Malgara aveva atteso quasi vent'anni. Aveva preparato i suoi piani e raccolto l'aiuto di re stranieri. Molto più vicino c'era un nemico ancora più paziente e sottile, che lo osservava in continuazione dall'arco di cielo a sud. Quel giorno il cono perfetto di Sri Kanda, la Montagna Sacra che dominava la pianura centrale, sembrava vicinissimo. Sin dall'inizio della storia, aveva ispirato un timore reverenziale a tutti coloro che lo vedevano. E Kalidas era sempre cosciente della sua presenza minacciosa, del potere che simboleggiava.

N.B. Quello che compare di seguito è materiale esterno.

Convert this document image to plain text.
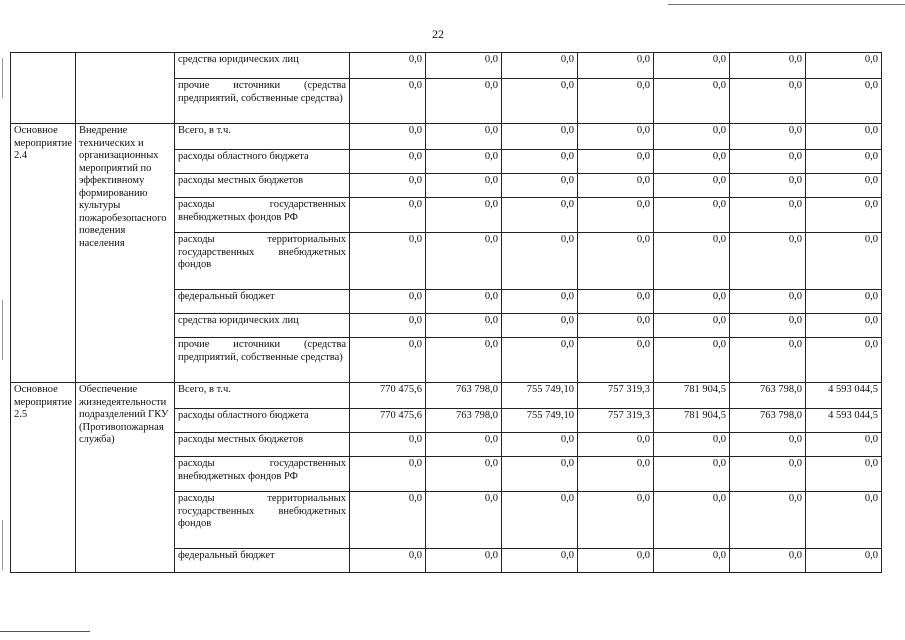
22
		средства юридических лиц	0,0	0,0	0,0	0,0	0,0	0,0	0,0
		прочие источники (средства предприятий, собственные средства)	0,0	0,0	0,0	0,0	0,0	0,0	0,0
Основное мероприятие 2.4	Внедрение технических и организационных мероприятий по эффективному формированию культуры пожаробезопасного поведения населения	Всего, в т.ч.	0,0	0,0	0,0	0,0	0,0	0,0	0,0
		расходы областного бюджета	0,0	0,0	0,0	0,0	0,0	0,0	0,0
		расходы местных бюджетов	0,0	0,0	0,0	0,0	0,0	0,0	0,0
		расходы государственных внебюджетных фондов РФ	0,0	0,0	0,0	0,0	0,0	0,0	0,0
		расходы территориальных государственных внебюджетных фондов	0,0	0,0	0,0	0,0	0,0	0,0	0,0
		федеральный бюджет	0,0	0,0	0,0	0,0	0,0	0,0	0,0
		средства юридических лиц	0,0	0,0	0,0	0,0	0,0	0,0	0,0
		прочие источники (средства предприятий, собственные средства)	0,0	0,0	0,0	0,0	0,0	0,0	0,0
Основное мероприятие 2.5	Обеспечение жизнедеятельности подразделений ГКУ (Противопожарная служба)	Всего, в т.ч.	770 475,6	763 798,0	755 749,10	757 319,3	781 904,5	763 798,0	4 593 044,5
		расходы областного бюджета	770 475,6	763 798,0	755 749,10	757 319,3	781 904,5	763 798,0	4 593 044,5
		расходы местных бюджетов	0,0	0,0	0,0	0,0	0,0	0,0	0,0
		расходы государственных внебюджетных фондов РФ	0,0	0,0	0,0	0,0	0,0	0,0	0,0
		расходы территориальных государственных внебюджетных фондов	0,0	0,0	0,0	0,0	0,0	0,0	0,0
		федеральный бюджет	0,0	0,0	0,0	0,0	0,0	0,0	0,0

Eppure il Mahanayake Thero non possedeva eserciti, non possedeva elefanti da guerra che si lanciavano in battaglia barrendo, con le zanne protese in avanti. L'Alto Sacerdote era solo un vecchio vestito d'una tunica arancione, e le sue sole ricchezze materiali erano una ciotola per l'elemosina e una foglia di palma per proteggersi dal sole. Mentre i monaci e i prelati di rango inferiore intonavano le scritture attorno a lui, lui sedeva in silenzio, a gambe incrociate, e in chissà quale modo mutava i destini dei re. Era molto strano…
Quel giorno l'aria era così tersa che Kalidas riusciva a vedere il tempio, rimpicciolito dalla distanza alle dimensioni di una punta di freccia sottile, bianca, sulla cima di Sri Kanda. Non sembrava opera dell'uomo, e al re ricordava le montagne ancora più alte che aveva visto da giovane, quando era stato per metà ospite e per metà ostaggio alla corte di Mahinda il Grande. Tutti i giganti che stavano a guardia dell'impero di Mahinda possedevano cime simili, composte di una sostanza cristallina, abbagliante, per cui non esisteva un nome nella lingua di Taprobane. Gli indù credevano che si trattasse di una specie d'acqua cristallizzata per magia, ma Kalidas aveva riso di quelle superstizioni.
Quello splendore latteo distava solo tre giorni di marcia: uno lungo la strada reale, tra foreste e risaie; altri due lungo la tortuosa scalinata che lui non avrebbe mai più risalito, perché al suo termine si trovava l'unico nemico che temeva, e che non poteva conquistare. A volte invidiava i pellegrini, quando vedeva le loro torce tracciare una sottile linea di fuoco sulla parete della montagna. Al più umile dei mendicanti era concesso salutare quell'alba sacra e ricevere la benedizione degli dèi; al signore di quell'intera terra era proibito.
Ma lui aveva altre consolazioni, anche se destinate a durare poco. Lì, protetti da fossati e bastioni, c'erano gli specchi d'acqua e le fontane e i Giardini del Piacere in cui aveva profuso le ricchezze del suo regno. E quando si stancava di tutto quello, c'erano le signore della montagna: quelle in carne e ossa, della cui compagnia godeva sempre meno spesso; e le duecento immortali, immutabili, con cui sovente divideva i suoi pensieri, perché non poteva fidarsi di nessun altro.